Early in the pandemic, opinions around the impact of COVID-19 on children and adolescents ranged from it being no more than the common flu to fear of its potential impact on lesser-developed immune systems.
‘Symptoms in children with Covid-19 include – labored breathing, loss of smell and gastrointestinal symptoms. In teenagers and hospitalized youths with COVID-19, the symptoms include – hypoxemia and pneumonia.’
This OHDSI global network study compared the real-world observational data of more than 242,000 children and adolescents diagnosed with COVID-19, including nearly 10,000 hospitalized youths, to more than 2,000,000 diagnosed with influenza across five countries (France, Germany, South Korea, Spain, and the United States) to provide a clearer picture of its impact.

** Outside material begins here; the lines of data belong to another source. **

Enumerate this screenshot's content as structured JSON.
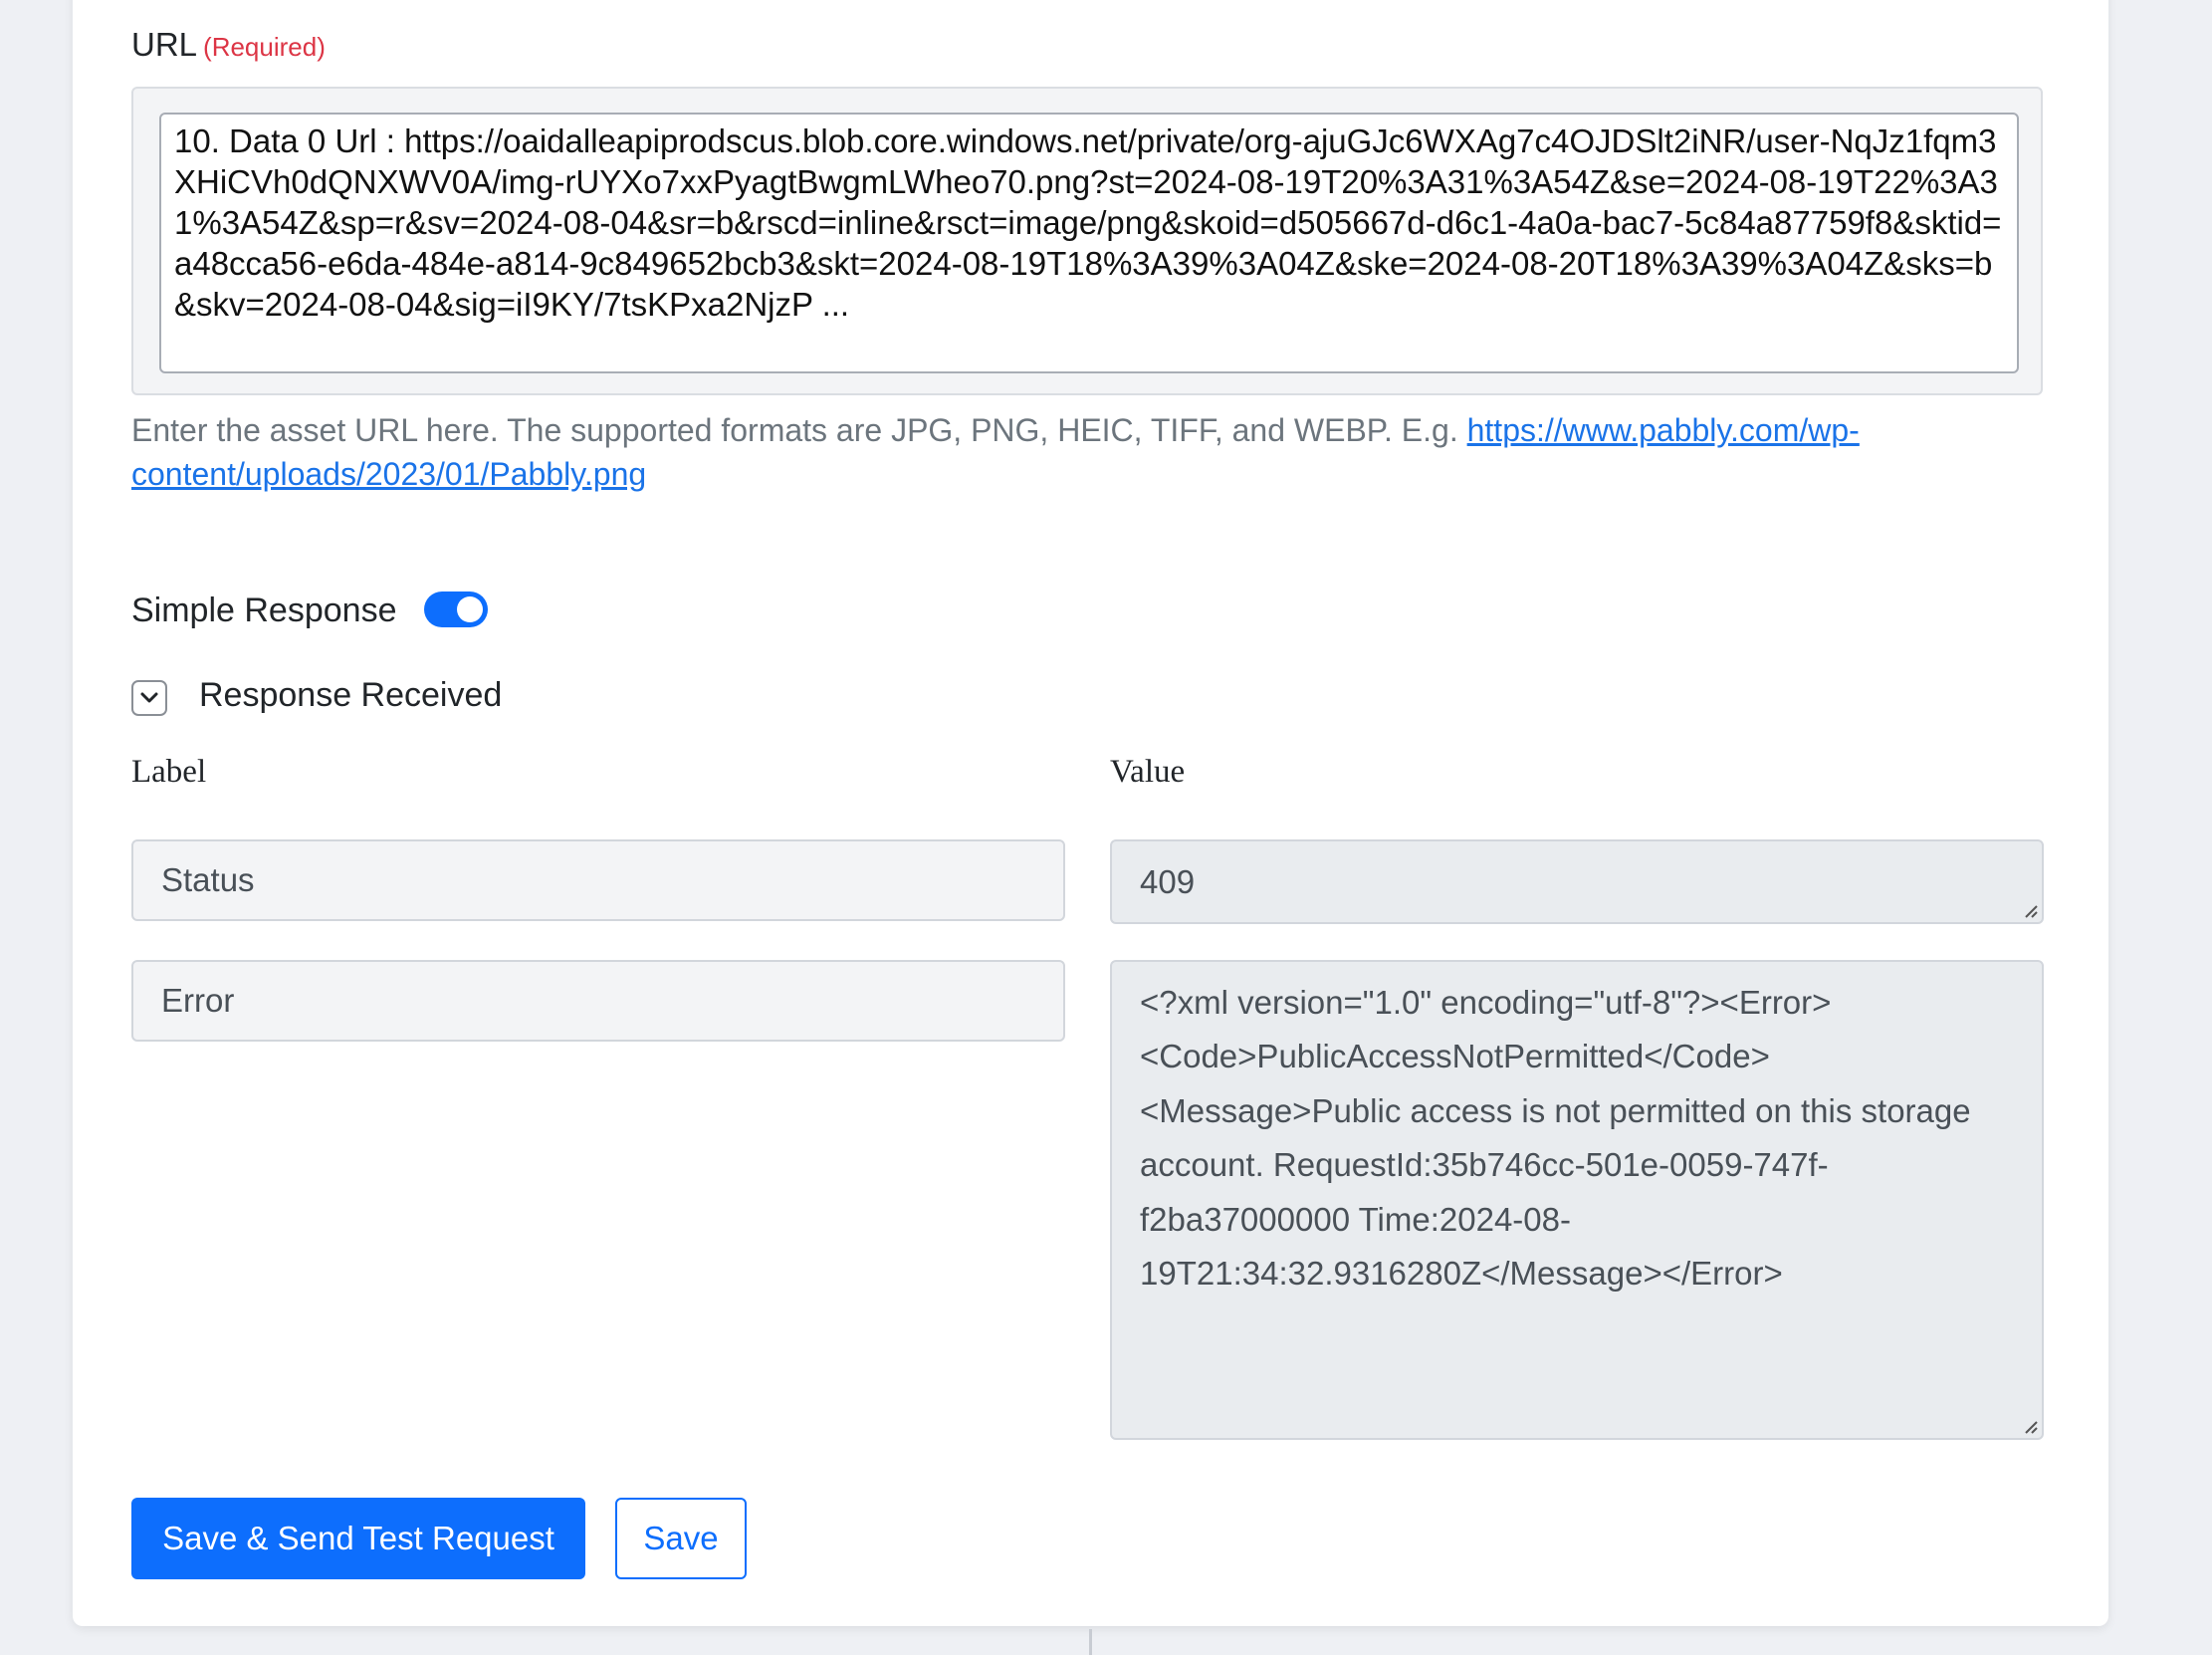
{
  "url_field": {
    "label": "URL",
    "required_tag": "(Required)",
    "value": "10. Data 0 Url : https://oaidalleapiprodscus.blob.core.windows.net/private/org-ajuGJc6WXAg7c4OJDSlt2iNR/user-NqJz1fqm3XHiCVh0dQNXWV0A/img-rUYXo7xxPyagtBwgmLWheo70.png?st=2024-08-19T20%3A31%3A54Z&se=2024-08-19T22%3A31%3A54Z&sp=r&sv=2024-08-04&sr=b&rscd=inline&rsct=image/png&skoid=d505667d-d6c1-4a0a-bac7-5c84a87759f8&sktid=a48cca56-e6da-484e-a814-9c849652bcb3&skt=2024-08-19T18%3A39%3A04Z&ske=2024-08-20T18%3A39%3A04Z&sks=b&skv=2024-08-04&sig=iI9KY/7tsKPxa2NjzP ...",
    "help_text": "Enter the asset URL here. The supported formats are JPG, PNG, HEIC, TIFF, and WEBP. E.g.",
    "help_link": "https://www.pabbly.com/wp-content/uploads/2023/01/Pabbly.png"
  },
  "simple_response": {
    "label": "Simple Response",
    "enabled": true
  },
  "response": {
    "toggle_label": "Response Received",
    "label_header": "Label",
    "value_header": "Value",
    "rows": [
      {
        "label": "Status",
        "value": "409"
      },
      {
        "label": "Error",
        "value": "<?xml version=\"1.0\" encoding=\"utf-8\"?><Error><Code>PublicAccessNotPermitted</Code><Message>Public access is not permitted on this storage account. RequestId:35b746cc-501e-0059-747f-f2ba37000000 Time:2024-08-19T21:34:32.9316280Z</Message></Error>"
      }
    ]
  },
  "buttons": {
    "primary": "Save & Send Test Request",
    "secondary": "Save"
  },
  "colors": {
    "primary": "#0d6efd",
    "required": "#dc3545",
    "link": "#1a73e8"
  },
  "icons": {
    "collapse": "chevron-down-icon",
    "resize": "resize-grip-icon"
  }
}
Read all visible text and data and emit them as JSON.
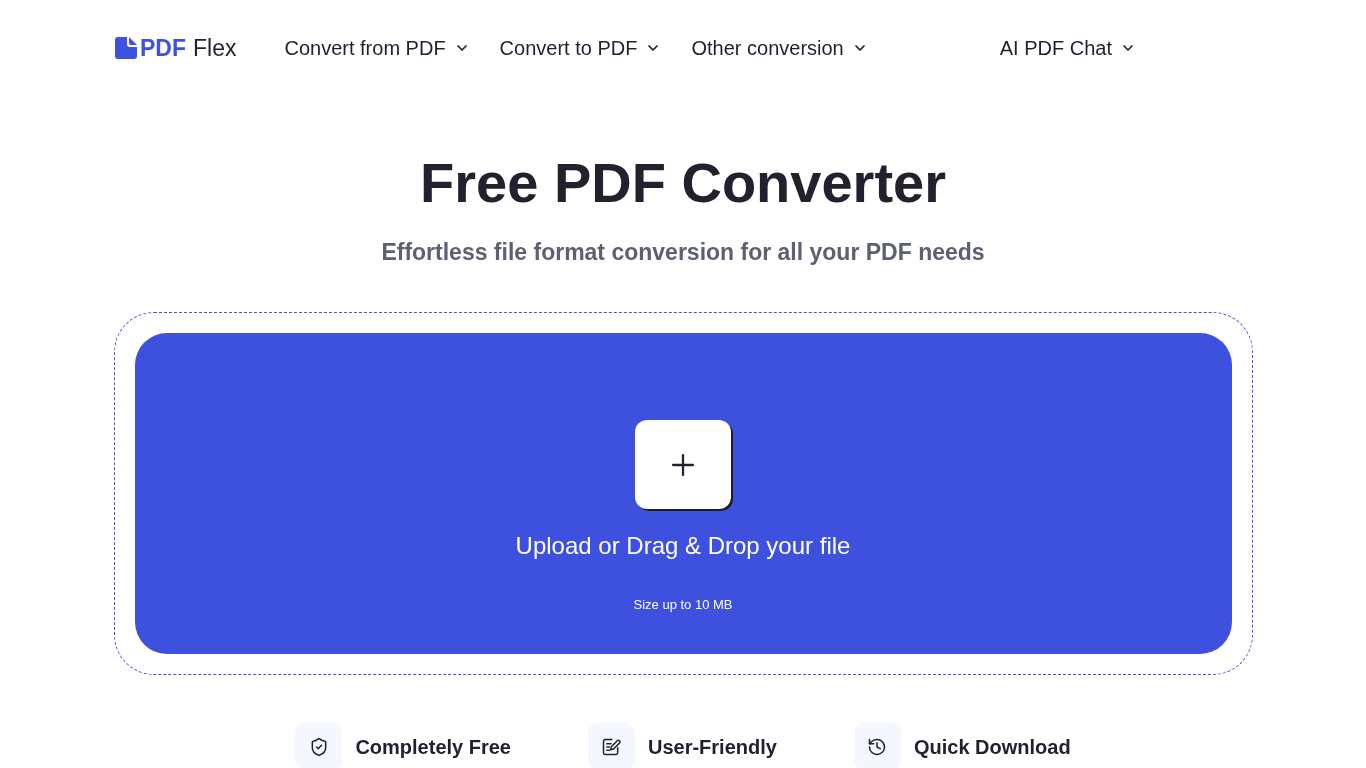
{
  "header": {
    "logo": {
      "brand": "PDF",
      "suffix": "Flex"
    },
    "nav": [
      {
        "label": "Convert from PDF",
        "has_menu": true
      },
      {
        "label": "Convert to PDF",
        "has_menu": true
      },
      {
        "label": "Other conversion",
        "has_menu": true
      }
    ],
    "right_nav": [
      {
        "label": "AI PDF Chat",
        "has_menu": true
      }
    ]
  },
  "hero": {
    "title": "Free PDF Converter",
    "subtitle": "Effortless file format conversion for all your PDF needs"
  },
  "upload": {
    "prompt": "Upload or Drag & Drop your file",
    "limit": "Size up to 10 MB"
  },
  "features": [
    {
      "label": "Completely Free"
    },
    {
      "label": "User-Friendly"
    },
    {
      "label": "Quick Download"
    }
  ]
}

Asthma and obesity — a common finding among a general pediatric population — were the most common baseline comorbidities. There was also a higher prevalence of rare conditions, including congenital malformations, neurodevelopmental disorders, and heart disease, among those hospitalized with COVID-19.
Pediatric patients with COVID-19 also showed higher rates of symptoms such as labored breathing, loss of smell and gastrointestinal symptoms than those with influenza, which could help improve early diagnosis of COVID-19 among this population.
Adjunctive therapies were the most common treatment options in children and adolescents, though there was global heterogeneity on which particular therapies were used (systemic corticosteroids and famotidine were most common).
The most common 30-day complications for hospitalized youths with COVID-19 were hypoxemia and pneumonia, both of which occurred at a higher rate than hospitalized influenza pediatric patients.
There was limited knowledge of the COVID-19 impact on children and adolescents around the world during the first half of 2020, when the OHDSI community collaborated on the CHARYBDIS Project. Findings at the time ranged from a 5.7 % hospitalization rate to another that reported a 63% hospitalization rate.
There was a need for reliable evidence on the demographics, comorbidities, symptoms, in-hospital treatments, and health outcomes among children and adolescents to inform clinical decision-making.
“This study addressed critical questions that were weighing down on both the healthcare community and the general population — how was COVID-19 impacting our youngest population,” said study lead Talita Duarte-Salles, PhD, an epidemiologist at IDIAP Jordi Gol in Barcelona, Spain, and first author of the study.
“While some last year claimed that COVID-19 was no different than the flu, the real-world evidence we generated through open science showed something quite different. It was a relief to see that fatality was rare, but clearly both complications and symptoms showed the COVID-19 was no flu in children and adolescents.”
The study was developed and executed by the OHDSI (Observational Health Data Sciences and Informatics) community, a multi-stakeholder, interdisciplinary network that collaborates globally to bring out the value of health data through open science and large-scale analytics.
This study resulted from the CHARYBDIS Project, which has resulted in several published studies, including ones on general COVID-19 phenotyping, patients with autoimmune disease, and use of repurposed and adjunctive drug therapies.
Several others are undergoing peer review and have been posted to a preprint server; OHDSI’s work on COVID-19 can be found here.
Columbia University serves as the Central Coordinating Center for the OHDSI community.
“Generating reliable evidence that can inform clinical decision-making for children and adolescents was so important, and it doesn’t happen without collaboration and the foundation of open-source tools and practices developed for years in this network,” Duarte-Salles said.
“It was truly inspiring the way our OHDSI community rallied together globally in the face of this unprecedented pandemic and collaborated together.”